This has been an interesting few days. I think Cathie found this picture from May'02 of the girls and I in an old fashion photo booth. When I first saw the picture on the dresser, I was struck. I stumbled about a bit and had to get a hold of myself. I felt as if I had just struck by something unexpectedly. Alicia would have been 9 yo and Jasmine 4 yo. Life was so much emotionally simpler back then even though my mom had still died before.
I have been watching Grey's Anatomy on our Netflix account and a few other movies. I must have seen at least 2 various intpretations of heaven or at least the step in-between both places. In the Grey's Anatomy version (Season 3), the principle is met by two people who had preceded them in death to help explain and ease the transition. In this particular story, they principle character was forced to return to life because it was not her time thus she did not belong.
What was interesting was the people who had died still felts links to those living who were close to them.
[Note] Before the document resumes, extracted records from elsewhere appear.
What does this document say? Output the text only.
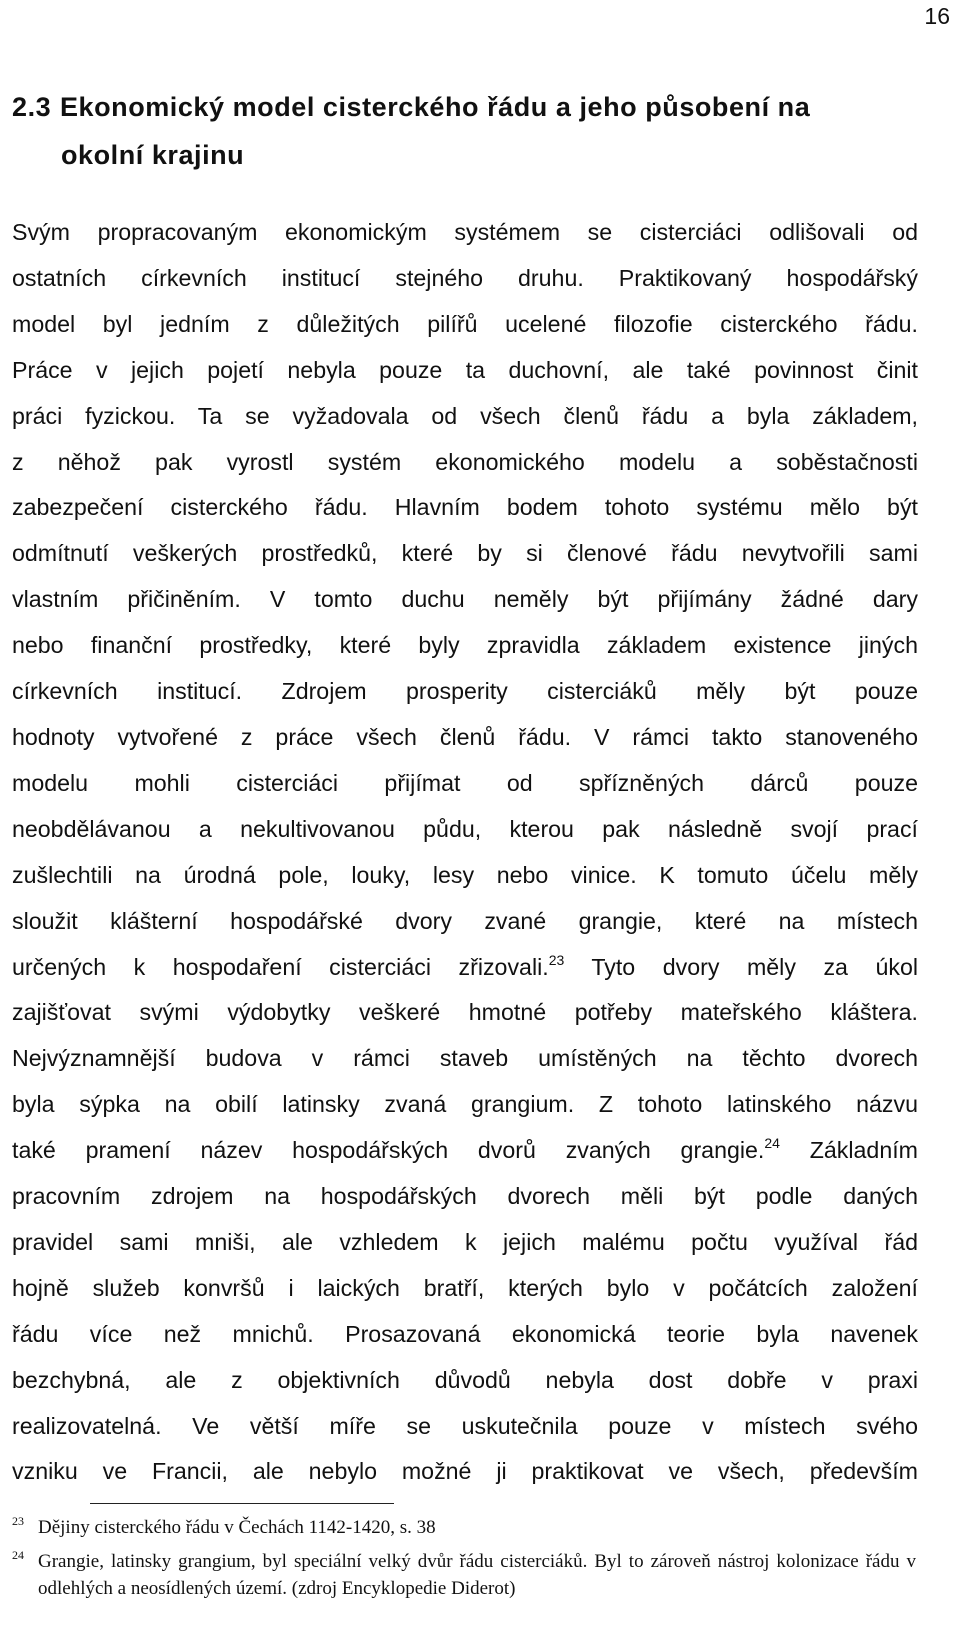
16
2.3 Ekonomický model cisterckého řádu a jeho působení na
okolní krajinu
Svým propracovaným ekonomickým systémem se cisterciáci odlišovali od
ostatních církevních institucí stejného druhu. Praktikovaný hospodářský
model byl jedním z důležitých pilířů ucelené filozofie cisterckého řádu.
Práce v jejich pojetí nebyla pouze ta duchovní, ale také povinnost činit
práci fyzickou. Ta se vyžadovala od všech členů řádu a byla základem,
z něhož pak vyrostl systém ekonomického modelu a soběstačnosti
zabezpečení cisterckého řádu. Hlavním bodem tohoto systému mělo být
odmítnutí veškerých prostředků, které by si členové řádu nevytvořili sami
vlastním přičiněním. V tomto duchu neměly být přijímány žádné dary
nebo finanční prostředky, které byly zpravidla základem existence jiných
církevních institucí. Zdrojem prosperity cisterciáků měly být pouze
hodnoty vytvořené z práce všech členů řádu. V rámci takto stanoveného
modelu mohli cisterciáci přijímat od spřízněných dárců pouze
neobdělávanou a nekultivovanou půdu, kterou pak následně svojí prací
zušlechtili na úrodná pole, louky, lesy nebo vinice. K tomuto účelu měly
sloužit klášterní hospodářské dvory zvané grangie, které na místech
určených k hospodaření cisterciáci zřizovali.$^{23}$ Tyto dvory měly za úkol
zajišťovat svými výdobytky veškeré hmotné potřeby mateřského kláštera.
Nejvýznamnější budova v rámci staveb umístěných na těchto dvorech
byla sýpka na obilí latinsky zvaná grangium. Z tohoto latinského názvu
také pramení název hospodářských dvorů zvaných grangie.$^{24}$ Základním
pracovním zdrojem na hospodářských dvorech měli být podle daných
pravidel sami mniši, ale vzhledem k jejich malému počtu využíval řád
hojně služeb konvršů i laických bratří, kterých bylo v počátcích založení
řádu více než mnichů. Prosazovaná ekonomická teorie byla navenek
bezchybná, ale z objektivních důvodů nebyla dost dobře v praxi
realizovatelná. Ve větší míře se uskutečnila pouze v místech svého
vzniku ve Francii, ale nebylo možné ji praktikovat ve všech, především
23 Dějiny cisterckého řádu v Čechách 1142-1420, s. 38
24 Grangie, latinsky grangium, byl speciální velký dvůr řádu cisterciáků. Byl to zároveň nástroj kolonizace řádu v odlehlých a neosídlených území. (zdroj Encyklopedie Diderot)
Like a cool breeze was one walks down a hallway that gives you a calm feeling that person is there. When I watched that episode it reminded of many times when I thought I felt Alicia's presence while just going about life. In my head I hear her saying 'silly pops' in her mocking voice. I immediately snap out of my thoughts. I likened this to a scene in City of Angels when an angel touches a person to help guide them.
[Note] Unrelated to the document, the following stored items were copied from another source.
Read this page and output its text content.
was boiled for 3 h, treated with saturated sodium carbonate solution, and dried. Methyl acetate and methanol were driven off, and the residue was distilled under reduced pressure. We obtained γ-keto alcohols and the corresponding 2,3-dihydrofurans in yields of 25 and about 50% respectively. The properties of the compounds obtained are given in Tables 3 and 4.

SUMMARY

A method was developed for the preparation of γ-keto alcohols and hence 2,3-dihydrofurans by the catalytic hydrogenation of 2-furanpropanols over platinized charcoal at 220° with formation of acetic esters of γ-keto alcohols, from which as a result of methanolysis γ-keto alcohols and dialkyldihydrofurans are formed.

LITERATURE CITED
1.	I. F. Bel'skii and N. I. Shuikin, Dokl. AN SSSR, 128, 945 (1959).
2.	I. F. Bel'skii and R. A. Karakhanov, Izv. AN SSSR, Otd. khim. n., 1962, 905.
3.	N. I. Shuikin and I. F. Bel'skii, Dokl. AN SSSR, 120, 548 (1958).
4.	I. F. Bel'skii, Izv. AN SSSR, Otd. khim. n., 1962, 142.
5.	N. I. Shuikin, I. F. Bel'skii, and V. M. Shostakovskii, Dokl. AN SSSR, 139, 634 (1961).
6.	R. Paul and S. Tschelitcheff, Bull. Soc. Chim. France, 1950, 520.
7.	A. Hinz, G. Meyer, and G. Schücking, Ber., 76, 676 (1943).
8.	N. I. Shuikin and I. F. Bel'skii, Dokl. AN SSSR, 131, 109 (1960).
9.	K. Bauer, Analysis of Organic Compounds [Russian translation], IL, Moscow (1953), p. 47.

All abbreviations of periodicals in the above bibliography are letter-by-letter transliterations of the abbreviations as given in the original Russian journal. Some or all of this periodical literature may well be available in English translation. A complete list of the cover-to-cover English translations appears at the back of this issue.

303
At dinner last night in SF, I ran into an old friend whose daughter went to school with Alicia. They had been good friends and played some soccer together. I was leaving Picaro as they walked in. Her daughter and her friend were all together. I was struck as to how mature she she had become. I have not seen them both since Alicia's memorial last March. Wow. Life is certainly moving on yet I feel part of me is stuck. Stuck in March of last year. Stuck. Emotionally stuck.
We're just less than 1 month away from the 1st anniversary.